ROCm / rocMLIR

129 stars 40 forks source link

Convolution hang/crash #1407

Closed pfultz2 closed 9 months ago

pfultz2 commented 9 months ago

This is trace from the crash that includes the mlir program and tuning problem and solution keys:

Problem: gfx90a:sramecc+:xnack- 110     conv -F 1 -f GNCHW -I HWNGC -O NGCHW -n 1 -c 512 -H 256 -W 256 -k 512 -y 3 -x 3 -p 1 -q 1 -u 1 -v 1 -l 1 -j 1 -g 1
Benchmarking solution: 128,256,4,64,128,4,1,1
module {
  func.func @mlir_transpose_convolution_add(%arg0: !migraphx.shaped<1x512x256x256xf32, 0x1x0x0>, %arg1: !migraphx.shaped<256x256x1x512xf32, 131072x512x512x1>, %arg2: !migraphx.shaped<512x512x3x3xf32, 4608x9x3x1>) -> !migraphx.shaped<1x512x256x256xf32, 33554432x65536x256x1> attributes {arch = "", kernel = "mixr", num_cu = 0 : i64} {
    %0 = migraphx.transpose %arg1 {permutation = [2, 3, 0, 1]} : <256x256x1x512xf32, 131072x512x512x1> -> <1x512x256x256xf32, 512x1x131072x512>
    %1 = migraphx.convolution %0, %arg2 {dilation = [1, 1], group = 1 : i64, padding = [1, 1, 1, 1], padding_mode = 0 : i64, stride = [1, 1]} : <1x512x256x256xf32, 512x1x131072x512>, <512x512x3x3xf32, 4608x9x3x1> -> <1x512x256x256xf32, 33554432x65536x256x1>
    %2 = migraphx.add %1, %arg0 : <1x512x256x256xf32, 33554432x65536x256x1>, <1x512x256x256xf32, 0x1x0x0> -> <1x512x256x256xf32, 33554432x65536x256x1>
    return %2 : !migraphx.shaped<1x512x256x256xf32, 33554432x65536x256x1>
  }
}

DoD

krzysz00 commented 9 months ago

I confirm reproducability of a runtime memory fault on a gfx90a system.

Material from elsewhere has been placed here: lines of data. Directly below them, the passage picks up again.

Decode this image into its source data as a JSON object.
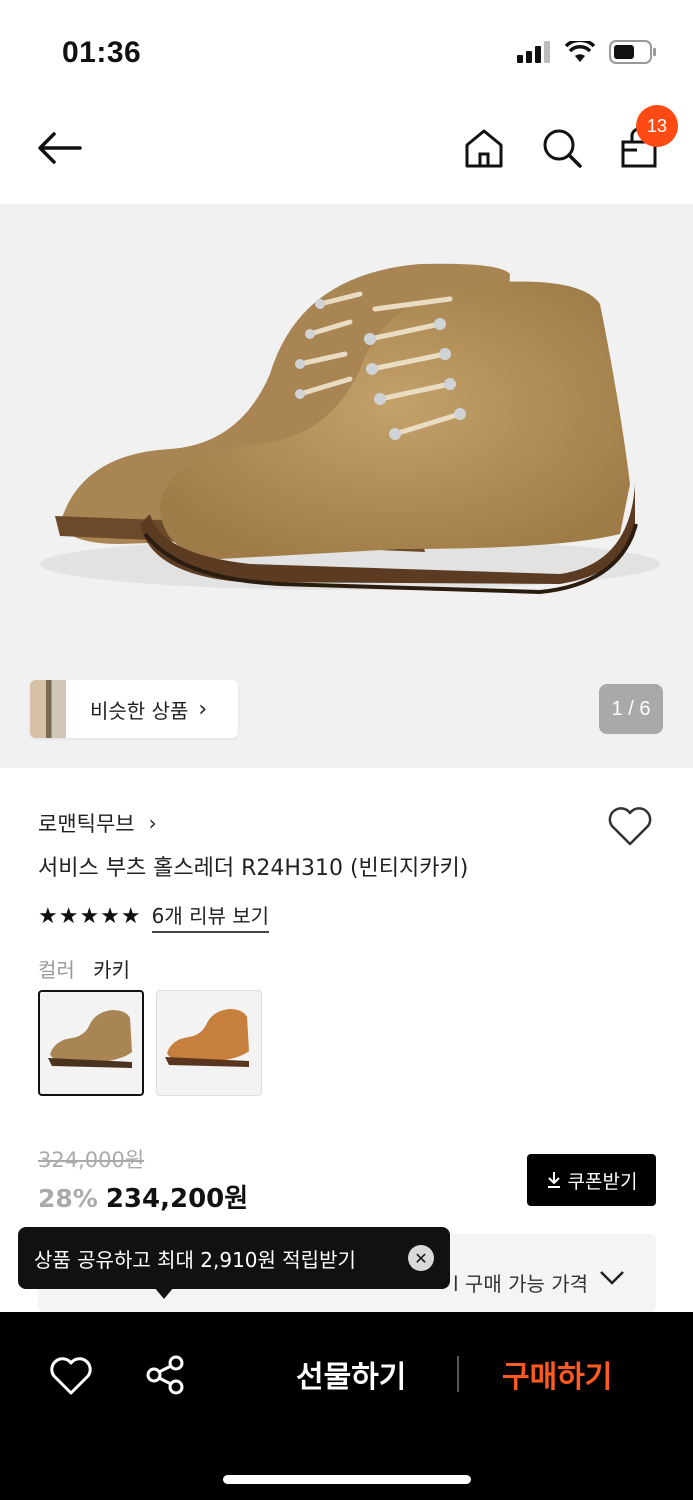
{
  "status": {
    "time": "01:36"
  },
  "nav": {
    "cart_count": "13"
  },
  "gallery": {
    "similar_label": "비슷한 상품",
    "counter": "1 / 6"
  },
  "product": {
    "brand": "로맨틱무브",
    "title": "서비스 부츠 홀스레더 R24H310 (빈티지카키)",
    "rating_stars": 5,
    "review_link": "6개 리뷰 보기",
    "color_label": "컬러",
    "color_value": "카키",
    "original_price": "324,000원",
    "discount": "28%",
    "price": "234,200원",
    "coupon_label": "쿠폰받기",
    "benefit_text": "l 구매 가능 가격"
  },
  "tooltip": {
    "text": "상품 공유하고 최대 2,910원 적립받기"
  },
  "bottom_bar": {
    "gift_label": "선물하기",
    "buy_label": "구매하기"
  },
  "colors": {
    "accent": "#ff5a1f",
    "badge": "#ff4b13"
  },
  "icons": [
    "back-arrow-icon",
    "home-icon",
    "search-icon",
    "shopping-bag-icon",
    "heart-icon",
    "share-icon",
    "download-icon",
    "chevron-down-icon",
    "close-icon"
  ]
}
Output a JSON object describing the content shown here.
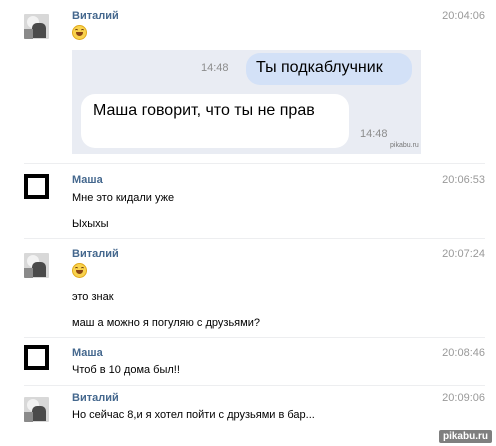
{
  "messages": [
    {
      "author": "Виталий",
      "time": "20:04:06",
      "emoji": "grinning-emoji"
    },
    {
      "author": "Маша",
      "time": "20:06:53",
      "lines": [
        "Мне это кидали уже",
        "Ыхыхы"
      ]
    },
    {
      "author": "Виталий",
      "time": "20:07:24",
      "emoji": "grinning-emoji",
      "lines": [
        "это знак",
        "маш а можно я погуляю с друзьями?"
      ]
    },
    {
      "author": "Маша",
      "time": "20:08:46",
      "lines": [
        "Чтоб в 10 дома был!!"
      ]
    },
    {
      "author": "Виталий",
      "time": "20:09:06",
      "lines": [
        "Но сейчас 8,и я хотел пойти с друзьями в бар..."
      ]
    }
  ],
  "screenshot": {
    "outgoing_text": "Ты подкаблучник",
    "outgoing_time": "14:48",
    "incoming_text": "Маша говорит, что ты не прав",
    "incoming_time": "14:48",
    "watermark": "pikabu.ru"
  },
  "footer": "pikabu.ru",
  "colors": {
    "name": "#45688e",
    "time": "#999999",
    "bubble_out": "#d3e1f7",
    "bubble_bg": "#e9ecf3"
  }
}
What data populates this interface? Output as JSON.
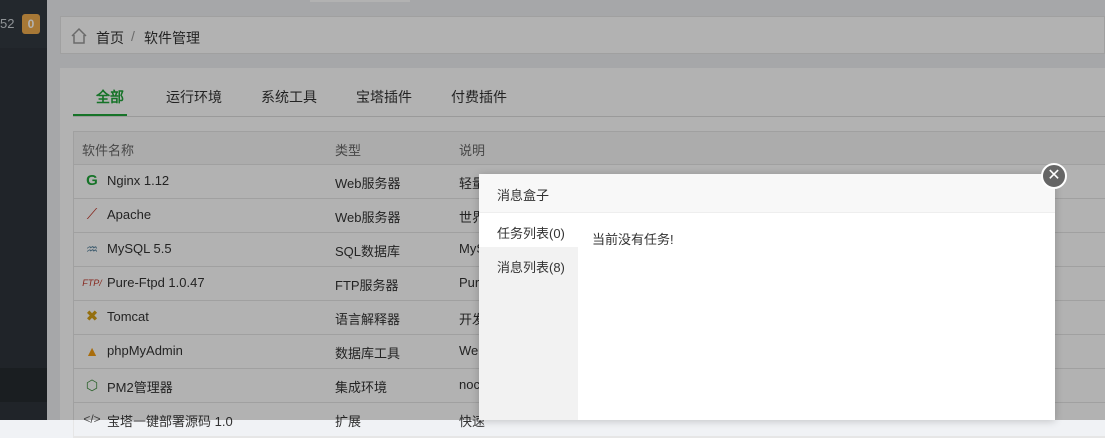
{
  "sidebar": {
    "number": "52",
    "badge": "0"
  },
  "breadcrumb": {
    "home": "首页",
    "separator": "/",
    "current": "软件管理"
  },
  "tabs": [
    {
      "label": "全部",
      "active": true
    },
    {
      "label": "运行环境"
    },
    {
      "label": "系统工具"
    },
    {
      "label": "宝塔插件"
    },
    {
      "label": "付费插件"
    }
  ],
  "table": {
    "headers": {
      "name": "软件名称",
      "type": "类型",
      "desc": "说明"
    },
    "rows": [
      {
        "icon": "nginx-icon",
        "name": "Nginx 1.12",
        "type": "Web服务器",
        "desc": "轻量"
      },
      {
        "icon": "apache-icon",
        "name": "Apache",
        "type": "Web服务器",
        "desc": "世界"
      },
      {
        "icon": "mysql-icon",
        "name": "MySQL 5.5",
        "type": "SQL数据库",
        "desc": "MyS"
      },
      {
        "icon": "ftp-icon",
        "name": "Pure-Ftpd 1.0.47",
        "type": "FTP服务器",
        "desc": "Pur"
      },
      {
        "icon": "tomcat-icon",
        "name": "Tomcat",
        "type": "语言解释器",
        "desc": "开发"
      },
      {
        "icon": "phpmyadmin-icon",
        "name": "phpMyAdmin",
        "type": "数据库工具",
        "desc": "We"
      },
      {
        "icon": "pm2-icon",
        "name": "PM2管理器",
        "type": "集成环境",
        "desc": "noc"
      },
      {
        "icon": "code-icon",
        "name": "宝塔一键部署源码 1.0",
        "type": "扩展",
        "desc": "快速"
      }
    ]
  },
  "modal": {
    "title": "消息盒子",
    "tabs": [
      {
        "label": "任务列表(0)",
        "active": true
      },
      {
        "label": "消息列表(8)"
      }
    ],
    "content": "当前没有任务!",
    "close": "✕"
  }
}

(I also observe this is a fairly weird convolution where the input layout's something like HWNC but we've got a KCYX convolution, so we're hitting some very rarely exercised bits of code ... but why runtime memory fault, I haven't a clue)

krzysz00 commented 9 months ago

Note to the future, disabling collapseContiguousMerges() (that is, the following diff

diff --git a/mlir/lib/Dialect/Rock/utility/transformMapUtils.cpp b/mlir/lib/Dialect/Rock/utility/transformMapUtils.cpp
index 9344904be788..948ddc456760 100644
--- a/mlir/lib/Dialect/Rock/utility/transformMapUtils.cpp
+++ b/mlir/lib/Dialect/Rock/utility/transformMapUtils.cpp
@@ -815,6 +815,7 @@ int64_t mlir::rock::getMaxVectorizationForDatatype(

 ArrayAttr mlir::rock::collapseContiguousMerges(ArrayAttr transforms,
                                                ArrayRef<int64_t> outputShape) {
+  return transforms;
   ContiguousMergesMap contigousMerges =
       findContiguousGroups(transforms, outputShape);
   SmallVector<Attribute> newTransformMaps;

is a resolution. I wouldn't use it as The Solution unless debugging fails massively, but at least we've got a small set of functions to scrutinize for incorrect behavior under edge cases.

krzysz00 commented 9 months ago

Further update (patch is cooking, pending adding a test for this case):

The general shape of the buggy scenario looks like H, W, N = Merge{256, 256, 1}(gemmN, K = gemmM; permute (HKWN) to (NKHW); where the "hey, are we dividing things up only to multiply them back together again" code gets too optimistic about roping in unit dimensions that aren't actually in the middle of the contiguous region, leading to that first Merge being incorrectly rewritten to Merge{1, 1, 65536}, which then launches array accesses into the stratosphere. The correct rewrite, post-patch, is going to Merge{1, 65536, 1}, which does what we were wanting this whole time.